One thing both Mr Hunt and Mr Fleming agree on is that support for Vietnam War veterans, as well as military personal who have served the nation in subsequent conflicts was lacking.

In support of that cause, Tasmanian Senator Jacqui Lambie attend the service and echoed those ideas.

A long-time advocate for veteran’s support, she has personal experience in the armed forces having served in the army as a military police officer.

“The Vietnam Veterans took me under the wing very early,” she said.

“I don’t think they were expecting me to become a senator, but they were looking for younger people to come through and support them and the Australian Peacekeeper and Peacemaker Veterans’ Association.

“It’s not the Australian public that have dropped the ball, it’s politicians that have. DVA in itself has gone into chaos, it’s basically disappeared. There is no foundation left to it.
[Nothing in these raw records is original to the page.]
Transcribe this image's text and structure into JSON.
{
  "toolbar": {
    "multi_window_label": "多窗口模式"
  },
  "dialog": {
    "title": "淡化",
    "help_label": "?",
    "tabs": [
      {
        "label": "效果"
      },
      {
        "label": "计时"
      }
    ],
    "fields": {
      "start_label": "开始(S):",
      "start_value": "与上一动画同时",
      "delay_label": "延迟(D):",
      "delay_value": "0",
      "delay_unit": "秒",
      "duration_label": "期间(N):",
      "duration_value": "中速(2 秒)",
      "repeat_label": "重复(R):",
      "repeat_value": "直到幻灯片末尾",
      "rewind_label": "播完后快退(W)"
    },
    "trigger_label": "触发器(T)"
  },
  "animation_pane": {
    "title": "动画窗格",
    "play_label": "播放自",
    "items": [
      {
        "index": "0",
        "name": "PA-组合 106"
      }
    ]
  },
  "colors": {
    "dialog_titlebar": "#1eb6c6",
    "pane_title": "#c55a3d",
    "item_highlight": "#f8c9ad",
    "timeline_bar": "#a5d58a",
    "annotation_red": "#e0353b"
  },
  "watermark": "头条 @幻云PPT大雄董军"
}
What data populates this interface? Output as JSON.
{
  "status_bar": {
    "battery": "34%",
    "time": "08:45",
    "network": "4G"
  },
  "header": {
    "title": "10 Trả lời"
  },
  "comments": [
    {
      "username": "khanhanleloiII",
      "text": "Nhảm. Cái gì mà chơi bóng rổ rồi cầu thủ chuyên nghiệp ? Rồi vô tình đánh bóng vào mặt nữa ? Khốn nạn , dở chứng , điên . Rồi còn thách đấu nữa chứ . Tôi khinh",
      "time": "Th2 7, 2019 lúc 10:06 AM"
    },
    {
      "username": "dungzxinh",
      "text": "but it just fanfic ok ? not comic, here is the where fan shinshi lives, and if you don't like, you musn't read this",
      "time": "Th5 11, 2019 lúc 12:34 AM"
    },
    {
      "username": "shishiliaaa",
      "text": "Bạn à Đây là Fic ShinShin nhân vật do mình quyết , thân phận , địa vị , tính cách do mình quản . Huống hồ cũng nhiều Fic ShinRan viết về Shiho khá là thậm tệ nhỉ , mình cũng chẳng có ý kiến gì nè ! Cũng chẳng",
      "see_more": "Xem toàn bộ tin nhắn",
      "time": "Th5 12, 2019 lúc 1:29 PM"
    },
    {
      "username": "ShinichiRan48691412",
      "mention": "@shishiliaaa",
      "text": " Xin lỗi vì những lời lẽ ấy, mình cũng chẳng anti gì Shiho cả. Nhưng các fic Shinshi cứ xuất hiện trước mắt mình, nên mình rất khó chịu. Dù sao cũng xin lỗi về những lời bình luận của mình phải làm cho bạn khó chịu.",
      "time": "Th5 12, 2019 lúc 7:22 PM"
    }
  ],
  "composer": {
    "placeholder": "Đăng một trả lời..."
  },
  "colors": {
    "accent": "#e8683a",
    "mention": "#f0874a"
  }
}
“That’s got nothing to do with the Australian public and the support ex-service men and women get from them, it’s come down to our politicians have got no idea how to fix the situation.”

Tasmanian Senator Jacqui Lambie attended the service and was among those to lay a wreath.

That void that’s been left in the support of ex-military personnel has been filled in part by the veterans themselves.

“We need to find the Vietnam veterans in our community, enquire as to whether then need support and direct them to those services that are available,” Mr Fleming said.

“The Vietnam Veterans Association set up the Vietnam Veterans Counselling Service, which is now part of Open Arms.

“But that was an initiative to look out for their people, because at that stage, there was not that sort of service.”